![]() |
Foto anak-anak Pak Dwi di ruang kosnya. |
Tema paling sering dijual di media boleh jadi adalah relasi pria dan wanita, ya kita mengenalnya dengan cinta. Saya memang tidak melakukan penelitian soal ini. Tapi menurut saya selain ketombe, jerawat dan kulit putih boleh jadi cinta adalah objek yang diperkosa habis-habisan oleh media. Rumus media berikutnya adalah sesuatu yang biasa saja tak seru untuk diutarakan, jadilah relasi pria dan wanita yang ditampilkan superlatif. Sebut saja pria atau wanitanya sudah pasti parasnya ciamik, atau relasinya sangat tragis bak Romeo Juliet. Terkadang juga penuh jurang laksana kisah klasik Love Storynya Erich Seagal antara kaya dan miskin atau agama yang jadi penghalang, semuanya superlatif. Lupakan kisah Mandra Munaroh, cinta di media hanya milik sosok dan cerita yang superlatif.
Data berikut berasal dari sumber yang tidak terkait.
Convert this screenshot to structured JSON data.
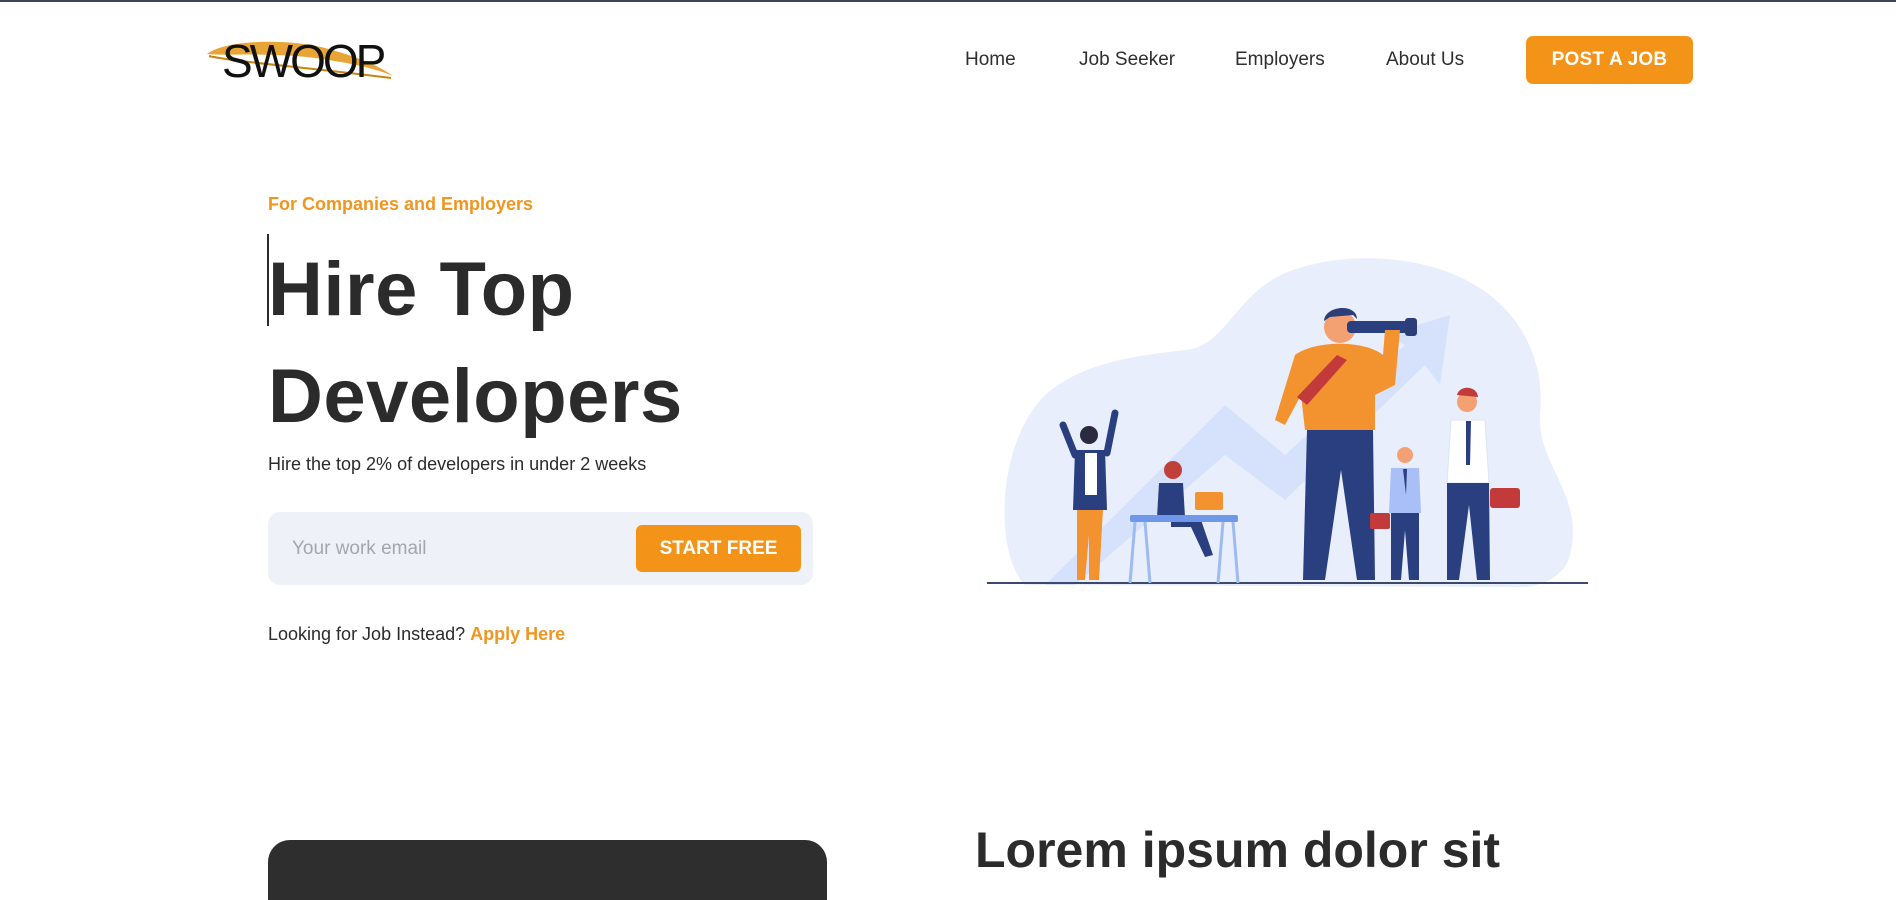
{
  "brand": {
    "logo_text": "SWOOP",
    "accent_color": "#f39317"
  },
  "nav": {
    "items": [
      {
        "label": "Home"
      },
      {
        "label": "Job Seeker"
      },
      {
        "label": "Employers"
      },
      {
        "label": "About Us"
      }
    ],
    "cta_label": "POST A JOB"
  },
  "hero": {
    "eyebrow": "For Companies and Employers",
    "title": "Hire Top Developers",
    "subtitle": "Hire the top 2% of developers in under 2 weeks",
    "email_placeholder": "Your work email",
    "email_value": "",
    "start_label": "START FREE",
    "job_prompt": "Looking for Job Instead?",
    "apply_label": "Apply Here"
  },
  "section2": {
    "title": "Lorem ipsum dolor sit"
  }
}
“Walah film opo iki Mas, jebul mung yang-yangan (Waduh cerita apa ini Pak, ternyata hanya orang pacaran),” ujar Pak Dwi saat kami menonton sebuah film di salah satu saluran televisi swasta. Dwi bernama lengkap Dwi Sasongko, ia biasa saya sapa dengan Pak Dwi. Saya mengenalnya karena ia adalah rekan dari Pak Anies Baswedan. Karena menginap di hotel atau penginapan memakan biaya mahal maka saya seing merepotkan dirinya dengan menumpang menginap di kosnya.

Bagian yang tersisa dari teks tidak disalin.